Era presente lo scorso 13 novembre, nella notte del disastro mondiale a San Siro contro la Svezia. E’ ancora in azzurro adesso, con tanta voglia di diventare un punto fermo del nuovo corso della Nazionale. Chiamato dal neo CT Gigi Di Biagio, dopo un’altra stagione da protagonista con la maglia del Napoli Jorginho vuole adesso prendersi il centrocampo dell’Italia. Intervenuto in conferenza stampa da Coverciano in vista dei prossimi impegni amichevoli contro Argentina e Inghilterra, il classe ’90 ha parlato degli obiettivi per la nuova Nazionale. Prima, però, per il centrocampista brasiliano naturalizzato italiano, un nuovo chiarimento sulla decisione di scegliere la maglia azzurra. “Io non ho nessun rimpianto – ha spiegato Jorginho -, l’Italia è il Paese che mi ha dato l’opportunità di realizzare il mio sogno, quello di diventare un calciatore. Io ci tenevo tanto, ma la convocazione della Nazionale azzurra non arrivava… Per questo ogni tanto veniva fuori il discorso del Brasile: è chiaro che uno un po’ ci pensa, ma lo ripeto, non ho nessun rimpianto. Adesso dobbiamo soltanto pensare a questo nuovo corso. L’obiettivo è fare gruppo e ripartire da quello ripartire. Qui siamo tutti giocatori importanti, poi è chiaro che ci servirà del tempo”. Poi uno sguardo indietro e un pensiero sulla sciagurata eliminazione subita contro la Svezia: “Ce la potevamo fare ad andare ai Mondiali. E noi ci credevamo molto, abbiamo anche dato tutto e creato occasioni che non siamo riusciti a concretizzare.

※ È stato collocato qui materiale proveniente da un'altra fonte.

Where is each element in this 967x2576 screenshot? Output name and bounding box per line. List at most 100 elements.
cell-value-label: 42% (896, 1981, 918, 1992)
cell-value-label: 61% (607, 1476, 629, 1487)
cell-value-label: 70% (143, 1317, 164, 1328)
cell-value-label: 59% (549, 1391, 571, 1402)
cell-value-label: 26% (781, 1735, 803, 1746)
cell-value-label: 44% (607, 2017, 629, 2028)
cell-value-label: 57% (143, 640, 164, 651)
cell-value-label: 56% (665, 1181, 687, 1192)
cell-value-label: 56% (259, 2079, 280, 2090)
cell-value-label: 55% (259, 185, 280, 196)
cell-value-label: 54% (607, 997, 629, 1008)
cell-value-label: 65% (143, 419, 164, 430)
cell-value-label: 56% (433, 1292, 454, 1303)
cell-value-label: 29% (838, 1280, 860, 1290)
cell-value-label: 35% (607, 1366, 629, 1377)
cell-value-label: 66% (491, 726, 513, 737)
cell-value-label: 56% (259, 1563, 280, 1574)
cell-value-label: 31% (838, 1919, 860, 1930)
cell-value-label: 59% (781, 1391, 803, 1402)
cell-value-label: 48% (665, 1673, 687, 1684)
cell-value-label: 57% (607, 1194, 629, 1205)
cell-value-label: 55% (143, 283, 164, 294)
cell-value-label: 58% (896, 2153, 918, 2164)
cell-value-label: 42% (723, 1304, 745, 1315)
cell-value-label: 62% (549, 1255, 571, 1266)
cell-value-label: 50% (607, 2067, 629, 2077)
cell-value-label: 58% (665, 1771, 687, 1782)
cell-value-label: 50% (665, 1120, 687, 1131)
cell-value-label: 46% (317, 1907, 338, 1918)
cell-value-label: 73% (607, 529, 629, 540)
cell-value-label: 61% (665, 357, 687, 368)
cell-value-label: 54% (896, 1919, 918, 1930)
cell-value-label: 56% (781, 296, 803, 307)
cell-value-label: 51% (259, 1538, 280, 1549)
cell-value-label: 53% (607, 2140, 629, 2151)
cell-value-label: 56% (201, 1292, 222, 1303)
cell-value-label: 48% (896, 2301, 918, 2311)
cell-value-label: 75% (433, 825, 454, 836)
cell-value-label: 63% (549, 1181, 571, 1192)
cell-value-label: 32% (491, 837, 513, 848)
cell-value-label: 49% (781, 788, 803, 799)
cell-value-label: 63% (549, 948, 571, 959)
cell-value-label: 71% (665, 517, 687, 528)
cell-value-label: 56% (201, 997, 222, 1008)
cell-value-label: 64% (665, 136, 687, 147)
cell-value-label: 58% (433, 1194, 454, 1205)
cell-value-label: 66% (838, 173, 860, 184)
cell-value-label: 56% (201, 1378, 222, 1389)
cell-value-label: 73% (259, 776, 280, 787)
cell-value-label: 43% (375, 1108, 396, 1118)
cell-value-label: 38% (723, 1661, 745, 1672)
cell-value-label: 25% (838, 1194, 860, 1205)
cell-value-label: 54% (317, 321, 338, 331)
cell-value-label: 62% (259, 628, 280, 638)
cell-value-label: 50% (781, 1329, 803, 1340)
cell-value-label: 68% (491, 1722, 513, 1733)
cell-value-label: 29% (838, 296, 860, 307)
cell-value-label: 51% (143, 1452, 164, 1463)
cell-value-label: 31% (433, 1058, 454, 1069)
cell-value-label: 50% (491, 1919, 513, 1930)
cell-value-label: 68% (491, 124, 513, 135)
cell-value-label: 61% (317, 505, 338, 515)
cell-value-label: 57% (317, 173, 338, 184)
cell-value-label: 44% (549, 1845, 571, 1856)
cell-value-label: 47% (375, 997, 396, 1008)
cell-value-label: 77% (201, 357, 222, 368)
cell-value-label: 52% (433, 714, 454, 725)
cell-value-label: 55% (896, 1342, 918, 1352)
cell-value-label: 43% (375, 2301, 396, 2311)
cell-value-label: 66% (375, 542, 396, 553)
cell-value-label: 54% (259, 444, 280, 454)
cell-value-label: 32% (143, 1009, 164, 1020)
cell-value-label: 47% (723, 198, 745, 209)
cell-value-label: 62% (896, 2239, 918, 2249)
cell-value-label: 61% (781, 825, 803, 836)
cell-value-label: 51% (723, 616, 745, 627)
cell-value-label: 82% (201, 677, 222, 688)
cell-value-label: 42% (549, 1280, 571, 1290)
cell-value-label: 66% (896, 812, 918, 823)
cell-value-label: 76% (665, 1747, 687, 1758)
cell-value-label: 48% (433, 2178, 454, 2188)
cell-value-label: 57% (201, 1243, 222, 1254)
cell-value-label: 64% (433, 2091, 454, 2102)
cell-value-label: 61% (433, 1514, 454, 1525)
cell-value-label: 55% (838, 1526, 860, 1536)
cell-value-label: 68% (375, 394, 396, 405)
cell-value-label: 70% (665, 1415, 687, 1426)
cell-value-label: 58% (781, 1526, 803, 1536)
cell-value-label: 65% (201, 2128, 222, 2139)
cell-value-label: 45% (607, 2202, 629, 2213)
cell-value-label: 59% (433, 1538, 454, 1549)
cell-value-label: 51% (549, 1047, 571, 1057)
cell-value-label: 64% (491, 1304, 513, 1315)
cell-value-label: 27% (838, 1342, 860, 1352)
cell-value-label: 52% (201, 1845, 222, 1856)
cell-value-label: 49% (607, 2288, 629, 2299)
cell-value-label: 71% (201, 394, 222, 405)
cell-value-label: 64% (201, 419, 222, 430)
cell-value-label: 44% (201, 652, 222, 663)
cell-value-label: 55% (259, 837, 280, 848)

L’entusiasmo c’era – ricorda Jorginho -, intravedevamo un’opportunità importante. Ma adesso dobbiamo guardare avanti e pensare al futuro. Non ero mai stato utilizzato prima di quella partita? Il rimpianto non deve essere mio, io ho cercato di farmi trovare pronto quando sono stato chiamato in causa. E’ chiaro che mi dispiace troppo per quello che è successo ed è normale che avrei voluto dare una mano in più, ma non è stato possibile e non per colpa mia”.